Human Migration Theories



If González's finds do stand up to scientific scrutiny, they will raise many interesting new questions about how the Americas were first peopled.

Many researchers once believed humans entered the New World from Asia as a single group crossing over the Bering Land Bridge no earlier than 13,500 years ago. But that theory is lately being debunked.

Remains found in Monte Verde, Chile, in 1997, for example, point to the presence of people in the Americas at least 12,500 years ago, long before migration would have been possible through the ice-covered Arctic reaches of North America.

(Related: "Clovis People Not First Americans, Study Shows" [February 23, 2007].)

Confirmation of Eve of Naharon's age could further revolutionize the thinking about the settlement of the Americas.

This September, González will begin excavating the fourth skeleton, known as Chan hol, which he says could be even older than Eve.

The Chan hol remains include more than ten teeth, which will allow researchers to date the specimen and gather information about Chan hol's diet.

"When we learn more about the [Mexican finds] we'll be able to better evaluate them," said Carlos Lorenzo, a researcher at the Universitat Rovira i Virgili in Tarragona, Spain, an expert on the subject who was not involved in the current study.

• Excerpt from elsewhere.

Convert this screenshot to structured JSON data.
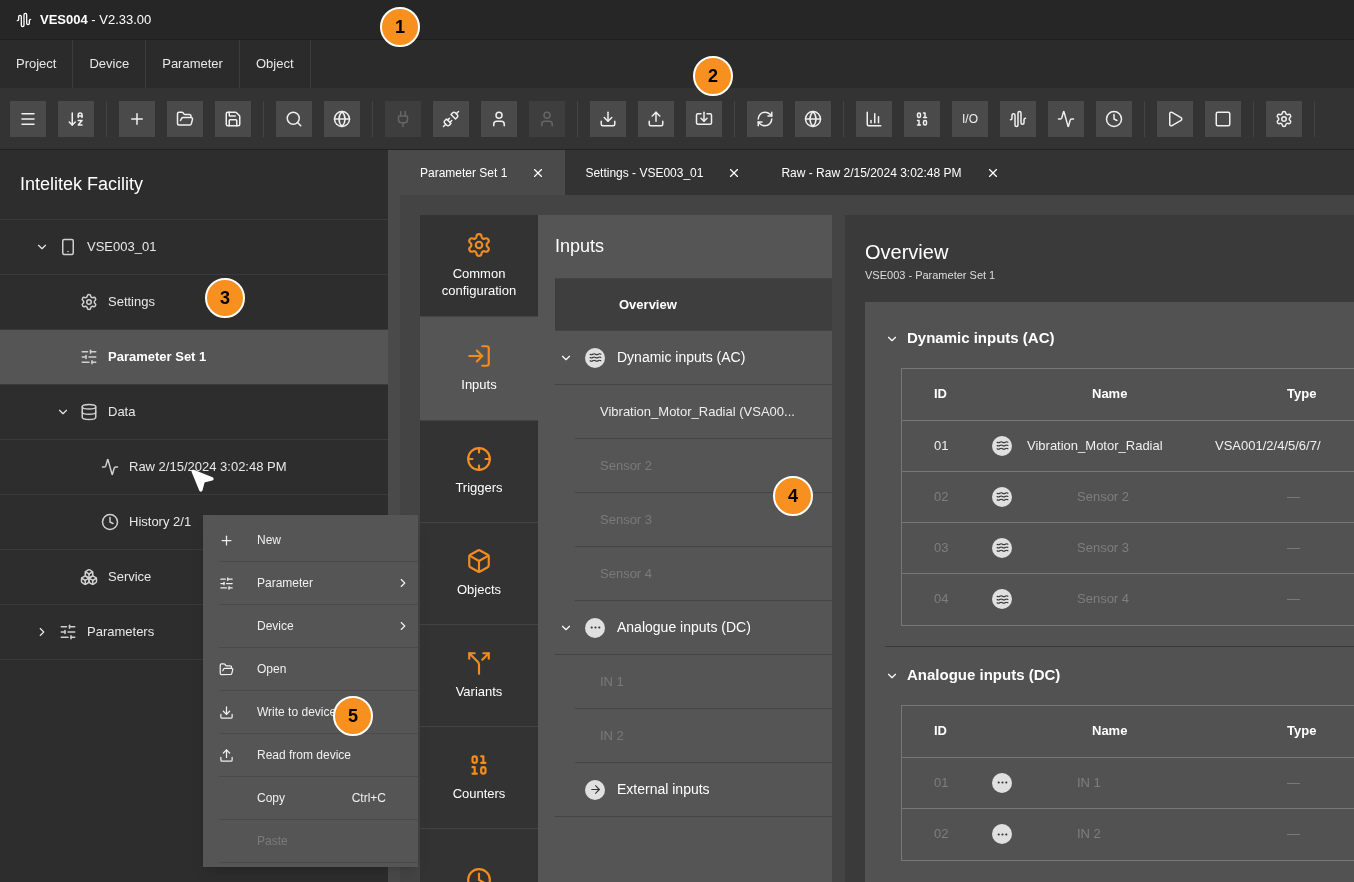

"But in any case, if it's confirmed that Eva de Naharon is 13,000 years old, it will be a fantastic and extraordinary finding for understanding the first settlers of America."

González said he and his team hope to publish the full results of their analysis after the excavation of the fourth skeleton.

"We're not yet in the phase of research of determining how they arrived," he said. "But when we have more evidence we may be able to determine that."